Salta al contenuto

Il fantasma di Rhogudi

 

Richoudon, dal greco Rhogodes, che vuol dire crepacci. Lo avevano chiamato così quel luogo. Rogudi suonava oggi quell’insieme di lettere greche ,poste una accanto all’ altra, a testimoniare che la Storia, secondo i suoi umori, sa essere ora generosa ora impietosa ed avara.

Turista nella sua terra ci era andata per visitare, per guardare, per osservare ” il Silenzio”, quella coltre che ammanta, ingentilisce o ammorba i paesi definiti ” fantasma”.

Voleva scorgere i ferri nei muri dove le mamme un tempo fissavano le corde il cui capo era legato alle caviglie dei figlioletti per evitare che giocando precipitassero nei burroni a circondare il borgo.
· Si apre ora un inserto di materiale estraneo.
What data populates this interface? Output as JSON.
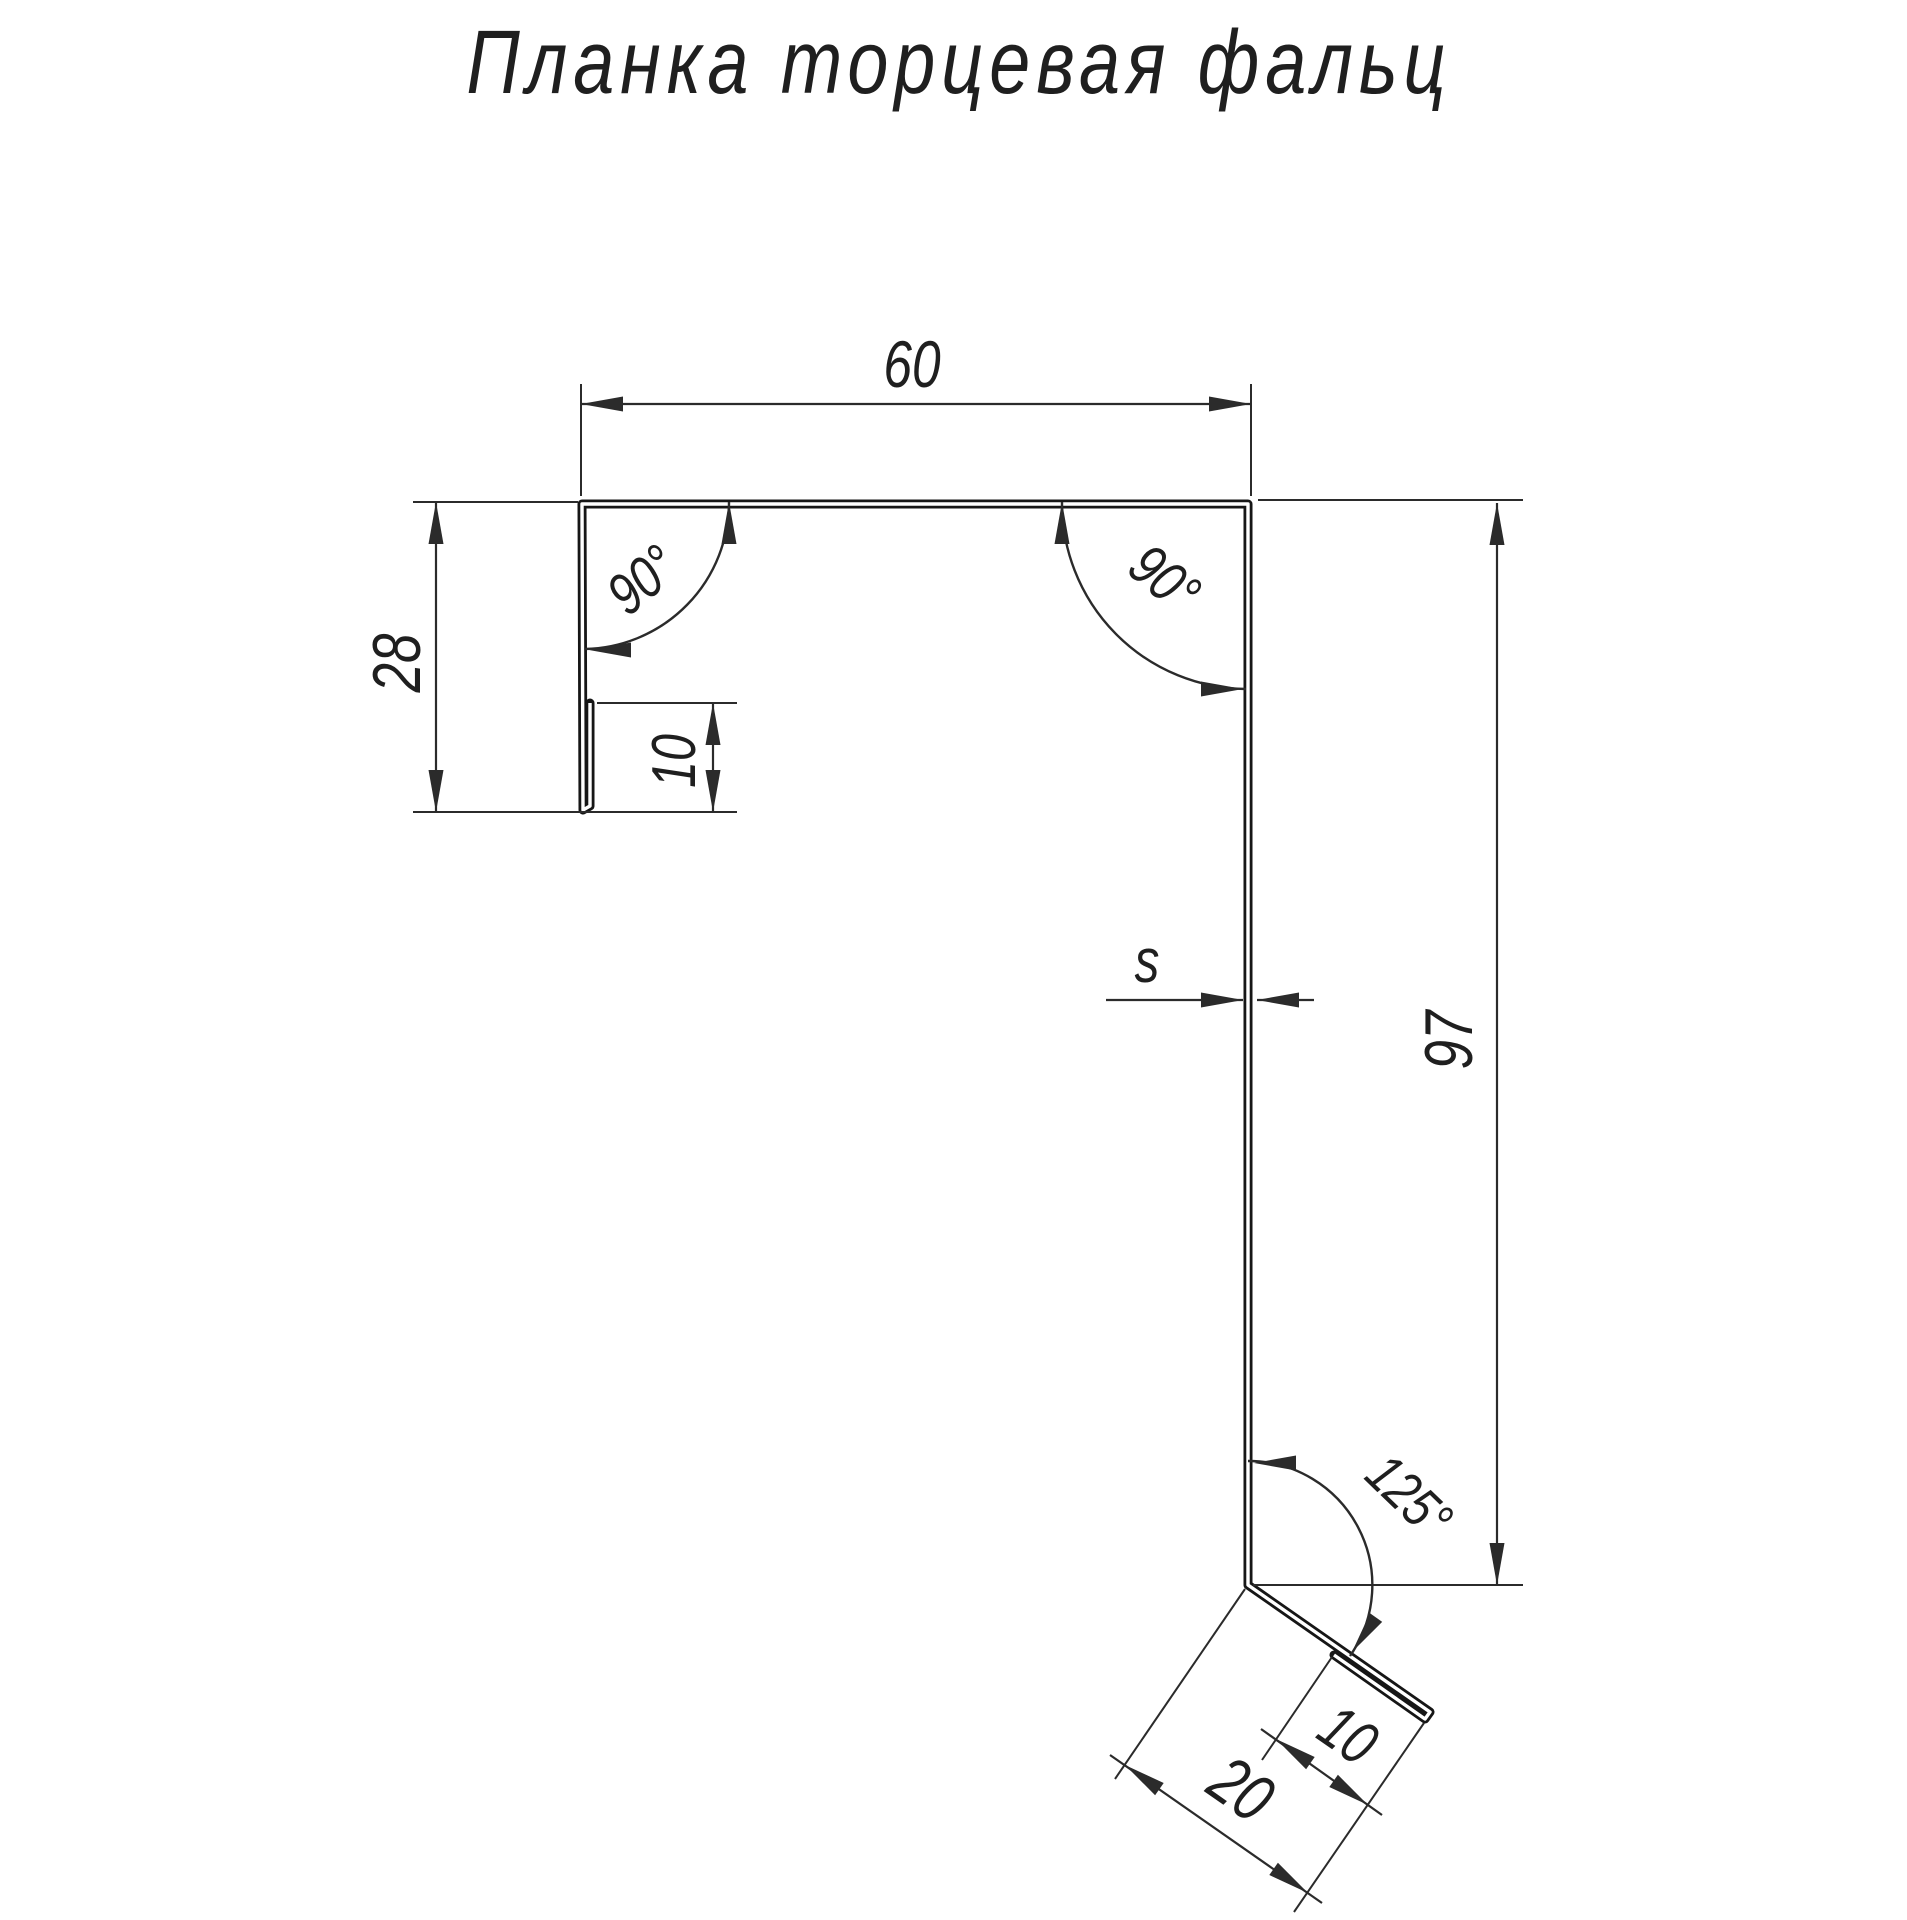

Le piaceva entrare ed uscire dalle case diroccate per sentirne cigolare i battenti, per farvi penetrare spiragli di luce e spifferi di vento, ad animare qualcosa che non aveva avuto il tempo di morire.

L’acqua di ben due alluvioni si era presa la vita di quel luogo. Per giorni il cielo aveva scaricato sui vicoletti eleganti, sulle pietre lastricate di miti, sui tetti di umile amore, tutte le lacrime per secoli trattenute.

Non era bastata la Fiumara a contenerle, a valle quei rovesci avevano portato vite e storie racchiuse dentro gocce rabbiose giunte fino al mare.

Non amava definirsi ” turista”. Lei era una ” viaggiatrice”. Che importanza aveva se i suoi viaggi accadevano dentro di sé o in luoghi impervi, isolati, in riva al mare o più semplicemente, guardando il volo di un gabbiano?

Le facevano male le gambe. Non gradiva che i suoi piedi fossero allocati in informi scarpe da trekking. Ma di necessità occorreva farne virtù e quei sentieri da percorrere non le consentivano di indossare la scomoda bellezza di un tacco 12. Appena era giunta a poche centinaia di metri dal paesino era rimasta estasiata. Abbagliava la sua ieratica bellezza. Si stagliava nel sole sopra la Fiumara, l’Amendolea d’ argento le appariva come una grande mano a tenere sopra il palmo il piccolo gioiello.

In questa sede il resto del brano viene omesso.